ISLAMABAD: US President Donald Trump’s speech, which was peppered with vainglorious rhetoric and veiled threats, ‘disappointed’ Pakistan, which advised Washington to work with Islamabad “instead of relying on the false narrative of safe havens”.
In a new strategy to win America’s longest war, Trump accused Pakistan of “housing the very terrorists that we [Americans] are fighting” in Afghanistan. He ignored the contributions and sacrifices Pakistan has made in fighting terrorism.
“No country in the world has done more than Pakistan to counter the menace of terrorism. No country in the world has suffered more than Pakistan from the scourge of terrorism, often perpetrated from outside our borders,” the Foreign Office said in a statement following a crucial cabinet meeting that discussed the new American strategy.
“It is disappointing that the US policy statement ignores the enormous sacrifices rendered by the Pakistani nation in this effort,” it added.
It said Pakistan does not allow use of its territory against any country. “Instead of relying on the false narrative of safe havens, the US needs to work with Pakistan to eradicate terrorism.”
Pakistan has been accused by American and Afghan officials of harbouring terrorist sanctuaries – a charge Islamabad vehemently denies.
Interestingly, Trump is trying a strategy that his predecessors, Barack Obama and George W Bush, tried and failed: a military victory in Afghanistan.
Pakistan, however, reiterated that “there is no exclusive military solution to the crisis in Afghanistan. The military action during the last 17 years has not brought peace to Afghanistan, and it is not likely to do so in the future”, the Foreign Office said and called for a negotiated settlement of the conflict.
“Only an Afghan-led and Afghan-owned politically negotiated solution can lead to sustainable peace in Afghanistan,” it added.

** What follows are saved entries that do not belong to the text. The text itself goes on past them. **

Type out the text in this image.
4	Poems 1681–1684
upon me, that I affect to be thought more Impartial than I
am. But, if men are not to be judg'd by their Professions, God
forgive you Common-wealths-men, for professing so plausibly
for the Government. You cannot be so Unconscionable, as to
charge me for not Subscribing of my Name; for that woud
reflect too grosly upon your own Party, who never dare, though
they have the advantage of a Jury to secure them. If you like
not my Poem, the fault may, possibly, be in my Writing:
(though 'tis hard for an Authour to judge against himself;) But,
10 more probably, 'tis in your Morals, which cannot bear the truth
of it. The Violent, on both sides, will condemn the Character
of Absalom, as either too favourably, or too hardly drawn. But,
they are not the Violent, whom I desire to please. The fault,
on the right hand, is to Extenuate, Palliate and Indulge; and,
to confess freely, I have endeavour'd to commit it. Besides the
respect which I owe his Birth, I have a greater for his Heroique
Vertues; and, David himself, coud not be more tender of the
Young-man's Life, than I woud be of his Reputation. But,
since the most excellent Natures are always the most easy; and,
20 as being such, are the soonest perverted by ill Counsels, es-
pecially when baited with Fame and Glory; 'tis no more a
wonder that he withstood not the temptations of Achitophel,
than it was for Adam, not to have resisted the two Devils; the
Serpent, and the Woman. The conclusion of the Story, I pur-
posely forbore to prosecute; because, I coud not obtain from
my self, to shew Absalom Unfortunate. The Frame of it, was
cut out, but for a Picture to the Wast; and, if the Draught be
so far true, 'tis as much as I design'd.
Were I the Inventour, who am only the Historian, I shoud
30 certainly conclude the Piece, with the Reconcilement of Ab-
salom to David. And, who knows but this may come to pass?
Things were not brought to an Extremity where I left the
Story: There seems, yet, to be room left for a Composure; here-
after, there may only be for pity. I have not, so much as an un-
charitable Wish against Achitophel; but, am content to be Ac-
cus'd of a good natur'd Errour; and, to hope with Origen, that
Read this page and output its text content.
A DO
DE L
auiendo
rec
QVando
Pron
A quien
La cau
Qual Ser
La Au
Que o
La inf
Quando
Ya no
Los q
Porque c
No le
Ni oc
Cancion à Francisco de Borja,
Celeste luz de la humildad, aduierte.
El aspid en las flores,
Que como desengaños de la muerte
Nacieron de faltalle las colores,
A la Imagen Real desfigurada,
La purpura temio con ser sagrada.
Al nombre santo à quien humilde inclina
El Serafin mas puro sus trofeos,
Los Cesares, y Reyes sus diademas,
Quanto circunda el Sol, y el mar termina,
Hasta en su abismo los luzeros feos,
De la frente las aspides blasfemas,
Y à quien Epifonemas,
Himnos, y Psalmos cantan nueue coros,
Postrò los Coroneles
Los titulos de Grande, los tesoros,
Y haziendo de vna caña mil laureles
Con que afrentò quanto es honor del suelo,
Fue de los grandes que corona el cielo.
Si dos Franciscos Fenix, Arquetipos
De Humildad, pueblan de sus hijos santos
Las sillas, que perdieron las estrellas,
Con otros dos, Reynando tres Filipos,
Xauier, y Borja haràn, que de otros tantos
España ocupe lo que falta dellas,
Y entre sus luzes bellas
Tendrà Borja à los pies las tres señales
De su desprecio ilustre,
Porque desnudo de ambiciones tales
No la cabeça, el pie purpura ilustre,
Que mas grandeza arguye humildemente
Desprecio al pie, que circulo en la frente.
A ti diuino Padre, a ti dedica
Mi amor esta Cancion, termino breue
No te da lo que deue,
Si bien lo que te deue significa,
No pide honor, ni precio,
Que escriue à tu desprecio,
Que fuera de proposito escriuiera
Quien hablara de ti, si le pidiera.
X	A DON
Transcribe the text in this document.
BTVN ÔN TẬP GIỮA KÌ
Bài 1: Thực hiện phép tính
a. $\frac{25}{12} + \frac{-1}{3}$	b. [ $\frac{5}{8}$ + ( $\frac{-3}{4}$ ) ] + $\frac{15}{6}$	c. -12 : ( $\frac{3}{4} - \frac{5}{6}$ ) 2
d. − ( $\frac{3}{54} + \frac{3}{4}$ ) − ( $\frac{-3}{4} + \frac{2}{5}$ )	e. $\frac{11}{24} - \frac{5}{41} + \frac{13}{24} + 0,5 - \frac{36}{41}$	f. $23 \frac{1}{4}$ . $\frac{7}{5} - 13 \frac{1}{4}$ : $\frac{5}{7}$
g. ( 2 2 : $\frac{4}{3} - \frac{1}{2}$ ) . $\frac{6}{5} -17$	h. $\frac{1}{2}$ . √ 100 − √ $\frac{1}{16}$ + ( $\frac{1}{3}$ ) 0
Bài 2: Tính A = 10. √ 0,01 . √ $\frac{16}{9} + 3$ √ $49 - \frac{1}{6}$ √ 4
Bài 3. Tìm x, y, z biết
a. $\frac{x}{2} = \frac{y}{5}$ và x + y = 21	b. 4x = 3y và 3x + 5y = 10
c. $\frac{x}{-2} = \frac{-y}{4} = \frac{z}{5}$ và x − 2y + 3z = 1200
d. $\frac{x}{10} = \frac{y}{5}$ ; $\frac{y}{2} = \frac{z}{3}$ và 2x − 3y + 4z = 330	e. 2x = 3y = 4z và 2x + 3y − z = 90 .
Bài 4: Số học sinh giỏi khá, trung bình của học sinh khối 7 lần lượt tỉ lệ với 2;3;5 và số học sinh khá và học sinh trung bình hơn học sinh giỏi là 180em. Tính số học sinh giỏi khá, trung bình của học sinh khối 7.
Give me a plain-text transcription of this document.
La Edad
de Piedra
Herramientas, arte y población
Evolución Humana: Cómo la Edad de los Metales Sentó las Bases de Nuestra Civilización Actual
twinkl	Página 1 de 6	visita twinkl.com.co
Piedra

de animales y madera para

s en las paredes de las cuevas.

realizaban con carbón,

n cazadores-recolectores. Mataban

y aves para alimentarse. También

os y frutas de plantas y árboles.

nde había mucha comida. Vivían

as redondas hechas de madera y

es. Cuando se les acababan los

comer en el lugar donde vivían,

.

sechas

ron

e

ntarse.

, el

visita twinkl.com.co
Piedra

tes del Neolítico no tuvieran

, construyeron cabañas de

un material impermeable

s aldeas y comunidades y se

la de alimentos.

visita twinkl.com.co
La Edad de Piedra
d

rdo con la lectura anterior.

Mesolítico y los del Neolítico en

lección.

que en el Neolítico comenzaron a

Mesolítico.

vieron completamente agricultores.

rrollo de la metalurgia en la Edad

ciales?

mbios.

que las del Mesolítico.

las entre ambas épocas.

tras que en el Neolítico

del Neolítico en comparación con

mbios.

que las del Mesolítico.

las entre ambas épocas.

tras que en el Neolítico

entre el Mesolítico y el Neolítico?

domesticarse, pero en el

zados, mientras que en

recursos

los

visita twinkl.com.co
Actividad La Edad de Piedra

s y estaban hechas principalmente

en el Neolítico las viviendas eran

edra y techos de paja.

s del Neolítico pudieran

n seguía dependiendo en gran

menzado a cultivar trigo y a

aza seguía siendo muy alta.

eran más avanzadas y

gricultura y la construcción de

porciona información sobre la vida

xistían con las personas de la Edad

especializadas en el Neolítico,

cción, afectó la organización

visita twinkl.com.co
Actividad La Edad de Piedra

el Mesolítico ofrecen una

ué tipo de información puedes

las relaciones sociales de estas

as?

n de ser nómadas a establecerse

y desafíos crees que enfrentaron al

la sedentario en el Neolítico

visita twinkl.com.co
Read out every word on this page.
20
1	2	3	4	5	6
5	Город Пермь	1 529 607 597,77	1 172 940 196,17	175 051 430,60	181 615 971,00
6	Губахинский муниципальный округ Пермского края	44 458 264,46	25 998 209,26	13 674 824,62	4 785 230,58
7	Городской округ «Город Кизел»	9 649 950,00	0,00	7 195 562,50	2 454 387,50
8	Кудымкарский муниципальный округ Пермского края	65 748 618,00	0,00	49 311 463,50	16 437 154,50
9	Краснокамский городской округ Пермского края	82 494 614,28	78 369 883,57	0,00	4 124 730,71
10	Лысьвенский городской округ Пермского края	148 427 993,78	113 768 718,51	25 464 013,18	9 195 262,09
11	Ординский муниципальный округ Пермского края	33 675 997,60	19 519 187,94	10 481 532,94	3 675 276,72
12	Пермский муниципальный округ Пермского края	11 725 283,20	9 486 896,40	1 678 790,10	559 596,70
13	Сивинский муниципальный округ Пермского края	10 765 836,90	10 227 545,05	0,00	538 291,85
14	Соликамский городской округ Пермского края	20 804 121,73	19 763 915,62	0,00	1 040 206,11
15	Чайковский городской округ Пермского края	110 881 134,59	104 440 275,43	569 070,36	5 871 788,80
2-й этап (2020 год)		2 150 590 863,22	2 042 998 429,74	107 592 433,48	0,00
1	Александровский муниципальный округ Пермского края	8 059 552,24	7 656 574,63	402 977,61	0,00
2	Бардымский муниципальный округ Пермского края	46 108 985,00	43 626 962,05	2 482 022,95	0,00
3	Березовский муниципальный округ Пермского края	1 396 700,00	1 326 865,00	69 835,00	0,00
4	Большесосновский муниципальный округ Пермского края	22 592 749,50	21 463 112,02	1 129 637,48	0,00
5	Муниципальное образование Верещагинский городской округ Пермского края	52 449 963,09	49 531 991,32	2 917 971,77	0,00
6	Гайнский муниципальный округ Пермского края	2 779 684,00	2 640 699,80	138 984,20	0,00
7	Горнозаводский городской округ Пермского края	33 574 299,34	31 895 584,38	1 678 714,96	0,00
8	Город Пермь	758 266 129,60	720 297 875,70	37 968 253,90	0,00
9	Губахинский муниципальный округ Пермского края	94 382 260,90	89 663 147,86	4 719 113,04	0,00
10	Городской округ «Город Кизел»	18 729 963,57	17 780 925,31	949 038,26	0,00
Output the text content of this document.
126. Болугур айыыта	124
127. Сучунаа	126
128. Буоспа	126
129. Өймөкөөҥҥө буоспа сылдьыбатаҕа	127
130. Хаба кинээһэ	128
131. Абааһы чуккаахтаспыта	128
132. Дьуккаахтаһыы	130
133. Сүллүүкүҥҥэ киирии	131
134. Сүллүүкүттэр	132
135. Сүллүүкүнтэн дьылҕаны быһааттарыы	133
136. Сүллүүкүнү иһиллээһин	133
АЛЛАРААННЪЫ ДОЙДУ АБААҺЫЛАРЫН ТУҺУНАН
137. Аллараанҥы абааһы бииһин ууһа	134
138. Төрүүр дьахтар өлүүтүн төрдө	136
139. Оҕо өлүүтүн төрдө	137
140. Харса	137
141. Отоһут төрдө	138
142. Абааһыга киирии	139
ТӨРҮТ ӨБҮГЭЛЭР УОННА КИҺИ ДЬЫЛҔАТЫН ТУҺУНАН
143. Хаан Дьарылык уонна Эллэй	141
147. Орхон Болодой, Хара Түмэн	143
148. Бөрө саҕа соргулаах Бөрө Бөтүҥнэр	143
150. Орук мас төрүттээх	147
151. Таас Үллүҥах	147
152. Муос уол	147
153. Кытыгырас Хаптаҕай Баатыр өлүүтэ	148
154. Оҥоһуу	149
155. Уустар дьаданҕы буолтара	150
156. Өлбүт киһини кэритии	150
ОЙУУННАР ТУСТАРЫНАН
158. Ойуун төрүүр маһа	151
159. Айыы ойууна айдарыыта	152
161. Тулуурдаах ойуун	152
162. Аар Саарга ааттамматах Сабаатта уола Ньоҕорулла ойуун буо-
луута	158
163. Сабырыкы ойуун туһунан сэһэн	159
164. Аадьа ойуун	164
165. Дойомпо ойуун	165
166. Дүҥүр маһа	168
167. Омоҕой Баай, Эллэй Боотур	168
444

According to the statement, the threat to peace and security could not be isolated from the complex interplay of geopolitics, continued existence of festering disputes and pursuit of hegemonic policies. Non-resolution of the Jammu and Kashmir dispute remains the primary obstacle to peace and stability in the region.
Earlier in the cabinet meeting, it was decided to hold detailed consultations on the issue. Prime Minister Shahid Khaqan Abbasi has already convened a meeting of the National Security Committee tomorrow (Thursday) to deliberate on the issue.
Moreover, government sources say diplomatic authorities have been tasked to mobilise ‘friendly’ states to garner support for Pakistan’s counterterror efforts.
Pakistan is reaching out to Saudi Arabia, the United Arab Emirates, Turkey, and China before issuing a detailed policy statement on Trump’s new Afghan strategy. Premier Abbasi is expected to fly to Riyadh soon to seek the kingdom’s support in the existing situation.
Sources said foreign ministry officials, National Security Adviser Lt Gen (retd) Nasser Janjua and representatives of security agencies briefed the cabinet members on the new US strategy and options available for Pakistan to deal with the situation.
Prior to the cabinet huddle, Premier Abbasi flew to Lahore to hold a meeting with his predecessor Nawaz Sharif at his mansion in Jati Umra. Speculations were rife that the two also discussed amending articles 62 and 63 of the Constitution.
However, a cabinet member insisted that they only discussed Trump’s Afghan strategy. “He (Sharif) has remained prime minister thrice. So, the new premier often seeks guidance from his predecessor on different issues, especially those related to national security,” the cabinet member said.